BAALC Gene Expression in Adult B-precursor Acute Lymphoblastic Leukemia: Impact on Prognosis

Mona M. Taalab, Iman M. Fawzy, Enas F. Goda and Eman M. Abdul Salam

Background: Adult B-precursor acute lymphoblastic leukemia (ALL) remains a major therapeutic challenge. Various molecular markers have extensively been investigated to improve its risk profile characterization, disease progression and resistance to treatment.

Aim: To analyze the brain and acute leukemia, cytoplasmic (BAALC) gene expression and to assess its prognostic impact in B-precursor ALL.

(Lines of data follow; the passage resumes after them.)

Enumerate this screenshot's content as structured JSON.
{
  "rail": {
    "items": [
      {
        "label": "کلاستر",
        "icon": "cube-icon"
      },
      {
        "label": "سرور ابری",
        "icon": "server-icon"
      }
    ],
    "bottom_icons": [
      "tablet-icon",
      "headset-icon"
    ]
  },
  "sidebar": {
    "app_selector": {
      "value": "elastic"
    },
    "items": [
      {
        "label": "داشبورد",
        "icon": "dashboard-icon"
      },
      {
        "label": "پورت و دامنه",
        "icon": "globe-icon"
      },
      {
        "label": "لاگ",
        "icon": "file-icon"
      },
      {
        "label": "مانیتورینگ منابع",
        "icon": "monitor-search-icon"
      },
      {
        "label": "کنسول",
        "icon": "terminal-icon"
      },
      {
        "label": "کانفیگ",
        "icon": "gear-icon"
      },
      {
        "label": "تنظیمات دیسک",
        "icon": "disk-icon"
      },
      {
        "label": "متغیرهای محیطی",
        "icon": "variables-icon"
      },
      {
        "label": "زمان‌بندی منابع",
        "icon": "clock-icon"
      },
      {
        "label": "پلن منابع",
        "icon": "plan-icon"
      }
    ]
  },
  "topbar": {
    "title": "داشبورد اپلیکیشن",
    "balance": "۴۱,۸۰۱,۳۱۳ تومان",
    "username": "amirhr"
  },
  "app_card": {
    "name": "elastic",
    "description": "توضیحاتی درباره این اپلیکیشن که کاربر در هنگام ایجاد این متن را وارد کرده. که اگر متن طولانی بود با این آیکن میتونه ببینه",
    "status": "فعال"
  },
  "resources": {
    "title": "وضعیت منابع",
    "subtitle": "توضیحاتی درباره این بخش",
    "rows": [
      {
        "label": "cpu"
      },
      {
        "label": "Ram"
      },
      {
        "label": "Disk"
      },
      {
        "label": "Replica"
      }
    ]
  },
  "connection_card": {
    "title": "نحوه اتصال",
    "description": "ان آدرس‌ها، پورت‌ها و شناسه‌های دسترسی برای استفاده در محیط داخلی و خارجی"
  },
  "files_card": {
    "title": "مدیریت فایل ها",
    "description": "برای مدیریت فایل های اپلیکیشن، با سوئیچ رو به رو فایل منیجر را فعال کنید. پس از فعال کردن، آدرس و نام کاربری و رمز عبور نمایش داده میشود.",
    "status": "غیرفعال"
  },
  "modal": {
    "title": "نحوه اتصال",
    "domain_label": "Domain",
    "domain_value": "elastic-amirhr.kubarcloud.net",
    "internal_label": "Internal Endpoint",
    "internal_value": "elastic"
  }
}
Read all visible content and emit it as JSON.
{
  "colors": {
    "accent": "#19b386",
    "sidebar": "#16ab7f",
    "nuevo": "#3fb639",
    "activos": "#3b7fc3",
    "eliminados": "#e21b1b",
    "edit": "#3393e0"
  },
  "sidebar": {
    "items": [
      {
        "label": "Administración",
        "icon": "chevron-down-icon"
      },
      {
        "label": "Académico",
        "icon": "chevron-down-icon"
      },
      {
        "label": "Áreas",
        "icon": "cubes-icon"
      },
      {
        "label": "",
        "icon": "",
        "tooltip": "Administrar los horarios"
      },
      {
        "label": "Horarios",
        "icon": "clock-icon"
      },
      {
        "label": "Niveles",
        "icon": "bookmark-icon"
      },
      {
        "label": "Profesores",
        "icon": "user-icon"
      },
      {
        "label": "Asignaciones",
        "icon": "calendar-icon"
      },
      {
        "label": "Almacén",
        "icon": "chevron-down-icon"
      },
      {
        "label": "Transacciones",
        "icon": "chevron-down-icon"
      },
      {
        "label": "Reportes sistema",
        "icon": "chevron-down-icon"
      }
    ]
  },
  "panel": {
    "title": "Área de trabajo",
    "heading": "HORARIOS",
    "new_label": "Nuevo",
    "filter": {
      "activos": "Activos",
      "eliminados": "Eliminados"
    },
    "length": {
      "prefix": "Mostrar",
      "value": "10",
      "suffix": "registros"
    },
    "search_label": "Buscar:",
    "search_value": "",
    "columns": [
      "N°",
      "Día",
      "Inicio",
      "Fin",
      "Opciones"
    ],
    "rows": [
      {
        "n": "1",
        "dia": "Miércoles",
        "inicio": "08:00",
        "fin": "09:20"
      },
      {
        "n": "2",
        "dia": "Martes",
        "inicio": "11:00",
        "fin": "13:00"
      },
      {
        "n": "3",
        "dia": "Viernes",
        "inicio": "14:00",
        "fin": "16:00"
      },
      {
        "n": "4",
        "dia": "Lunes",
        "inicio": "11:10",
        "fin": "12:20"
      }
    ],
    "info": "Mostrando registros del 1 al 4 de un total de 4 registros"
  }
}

Subjects and Methods: BAALC mRNA expression was analyzed using real time PCR in 200 primary adult B-precursor ALL patients. Patients were grouped into 2 groups according to median BAALC expression. Results: High BAALC expression was associated with older age (P=0.037), higher white blood cell count (P =0.019), LDH concentration (p=0.007), higher incidence of positive CD34 (P =0.011) and positive BCR-ABL (P=0.011). High BAALC expression was associated with primary therapy resistance in the overall cohort (P = 0.001), in BCR-ABL− and BCR-ABL+ subgroups (P = 0.039, 0.003 respectively). Multivariate analysis showed that BAALC expression was an independent risk factor for chemotherapy resistance in the overall cohort ( =0.003, OR=3.133, 95% CI=1.482-6.623) and in both BCR-ABL- (p=0.049, OR=2.359, 95%CI=1.004-5.538), and BCRABL+ subgroups (p=0.014, OR=2.672, 95%CI=1.824-3.326). Higher BAALC expression was associated with a shorter overall survival (OS) (p= 0.010) and disease free survival (DFS) (p<0.001) in the overall cohort, and DFS in BCR-ABL- subgroup (p<0.001). Multivariate analysis showed that higher BAALC expression independently predicted OS and DFS in the overall cohort (P = 0.039, 0.002 respectively) and DFS in BCR-ABL- subgroup (p=0.001).

Conclusion: High BAALC expression is associated with refractory disease in adult B-precursor ALL, and predicts shorter OS and DFS. Determination of BAALC expression may contribute to risk stratification of adult B-precursor ALL, and may improve the currently disappointing cure rate.